Le 12 juillet 1972, en fin d’après-midi, nous nous sommes, avec E. retrouvés à l’adresse indiquée. Pendant les trois jours précédents et toute la journée, ces mots résonnaient en moi : « Jésus t’aime, Il est le chemin, la vérité la vie, la paix… » L’amour manifesté par cette femme me travaillait : Pourquoi pleurait-elle pour moi ? Quelqu’un pouvait-il m’aimer, moi, le délinquant, le haineux ?


Ce soir là j’ai découvert le message, l’amour inconditionnel et le pardon immense de Jésus. J’ai compris le sens de sa mort sur la croix. J’ai été brisé par son amour pour moi. « Quelqu’un m’avait tellement aimé qu’il avait préféré donner sa vie pour moi. ». A ses pieds, je fus convaincu, lavé et purifié. Une vie nouvelle, une régénération parfaite commença. La paix entra dans mon cœur pour la première fois de ma vie. Ce jour là, je suis devenu l’enfant d’un Père merveilleux.

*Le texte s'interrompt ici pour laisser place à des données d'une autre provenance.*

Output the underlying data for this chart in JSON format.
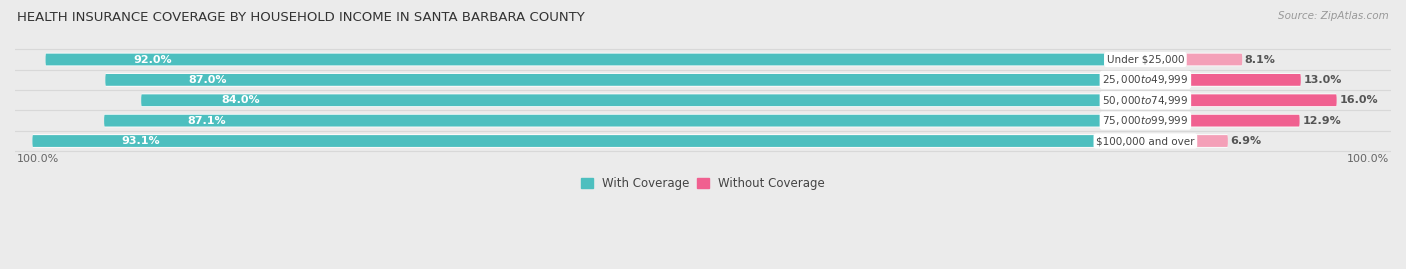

Il me guérit instantanément des chaînes de la drogue. Sa puissance de vie triompha de ma haine, de mon amertume et de mon désir de mort. Jésus fit de moi une nouvelle créature. Combien de fois avais-je aspiré à être différent ? Combien de fois j’avais maudit ceux qui m’avaient donné la vie ?

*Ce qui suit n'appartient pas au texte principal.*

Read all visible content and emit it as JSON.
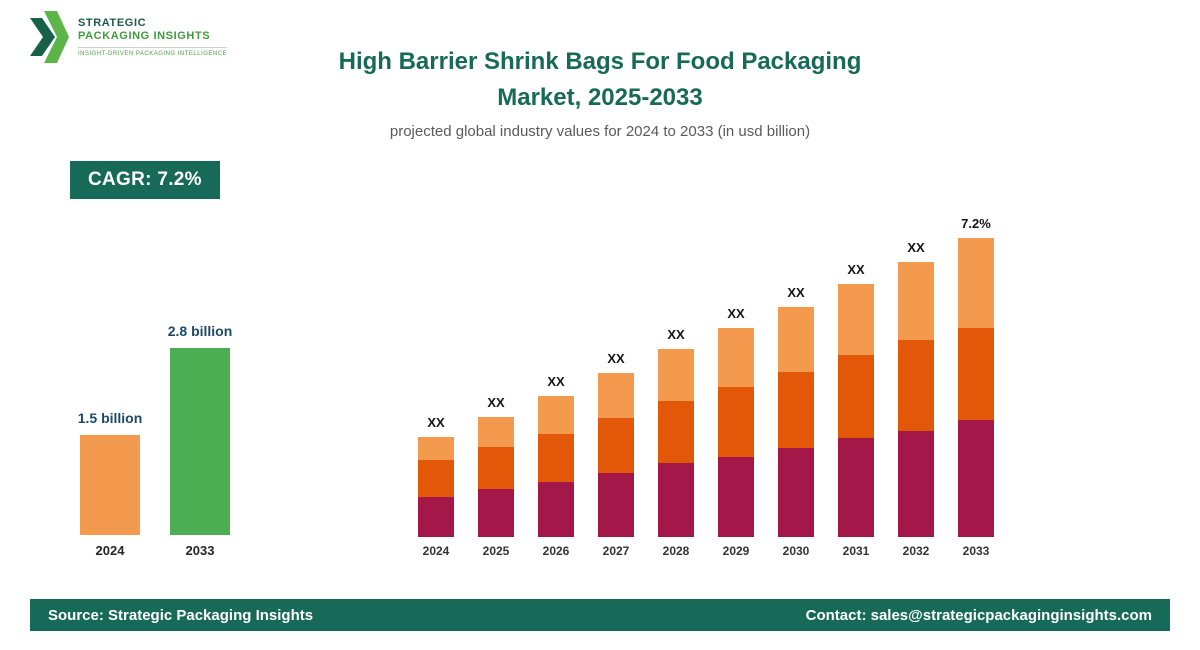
{
  "logo": {
    "name_line1": "STRATEGIC",
    "name_line2": "PACKAGING INSIGHTS",
    "tagline": "INSIGHT-DRIVEN PACKAGING INTELLIGENCE"
  },
  "header": {
    "title_line1": "High Barrier Shrink Bags For Food Packaging",
    "title_line2": "Market, 2025-2033",
    "subtitle": "projected global industry values for 2024 to 2033 (in usd billion)"
  },
  "cagr_badge": "CAGR: 7.2%",
  "footer": {
    "source": "Source: Strategic Packaging Insights",
    "contact": "Contact: sales@strategicpackaginginsights.com"
  },
  "colors": {
    "brand_teal": "#176a57",
    "logo_green": "#3e9b3e",
    "bar_light_orange": "#f49a4e",
    "bar_dark_orange": "#e35708",
    "bar_dark_red": "#a31848",
    "bar_green": "#4cae52"
  },
  "chart_data": [
    {
      "type": "bar",
      "title": "2024 vs 2033 market size",
      "categories": [
        "2024",
        "2033"
      ],
      "values": [
        1.5,
        2.8
      ],
      "value_labels": [
        "1.5 billion",
        "2.8 billion"
      ],
      "bar_colors": [
        "#f49a4e",
        "#4cae52"
      ],
      "unit": "usd billion",
      "grid": false,
      "legend": "none",
      "axes_hidden": true
    },
    {
      "type": "bar",
      "stacked": true,
      "title": "projected values 2024-2033 (values masked as XX)",
      "categories": [
        "2024",
        "2025",
        "2026",
        "2027",
        "2028",
        "2029",
        "2030",
        "2031",
        "2032",
        "2033"
      ],
      "series": [
        {
          "name": "segment-dark-red",
          "color": "#a31848",
          "values": [
            40,
            48,
            55,
            64,
            74,
            80,
            89,
            99,
            106,
            117
          ]
        },
        {
          "name": "segment-dark-orange",
          "color": "#e35708",
          "values": [
            37,
            42,
            48,
            55,
            62,
            70,
            76,
            83,
            91,
            92
          ]
        },
        {
          "name": "segment-light-orange",
          "color": "#f49a4e",
          "values": [
            23,
            30,
            38,
            45,
            52,
            59,
            65,
            71,
            78,
            90
          ]
        }
      ],
      "bar_labels": [
        "XX",
        "XX",
        "XX",
        "XX",
        "XX",
        "XX",
        "XX",
        "XX",
        "XX",
        "7.2%"
      ],
      "unit": "relative height (actual values shown as XX placeholders)",
      "grid": false,
      "legend": "none",
      "axes_hidden": true
    }
  ]
}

Elisabeth trouva aussi le Berger de son âme. Tout ce que la drogue lui avait pris, le Seigneur de la vie le lui rendit. Sa santé s’améliora rapidement et malgré une intervention chirurgicale grave, qui devait la laisser stérile à cause des dégâts de la drogue dans ses organes, Jésus l’a guérie.

De l’abîme, Il nous a sauvés. Notre vie lui appartient pour toujours. Il l’a racheté à un si grand prix.


Notre seul message est celui-ci : « Jésus est venu chercher et sauver celui qui est perdu ».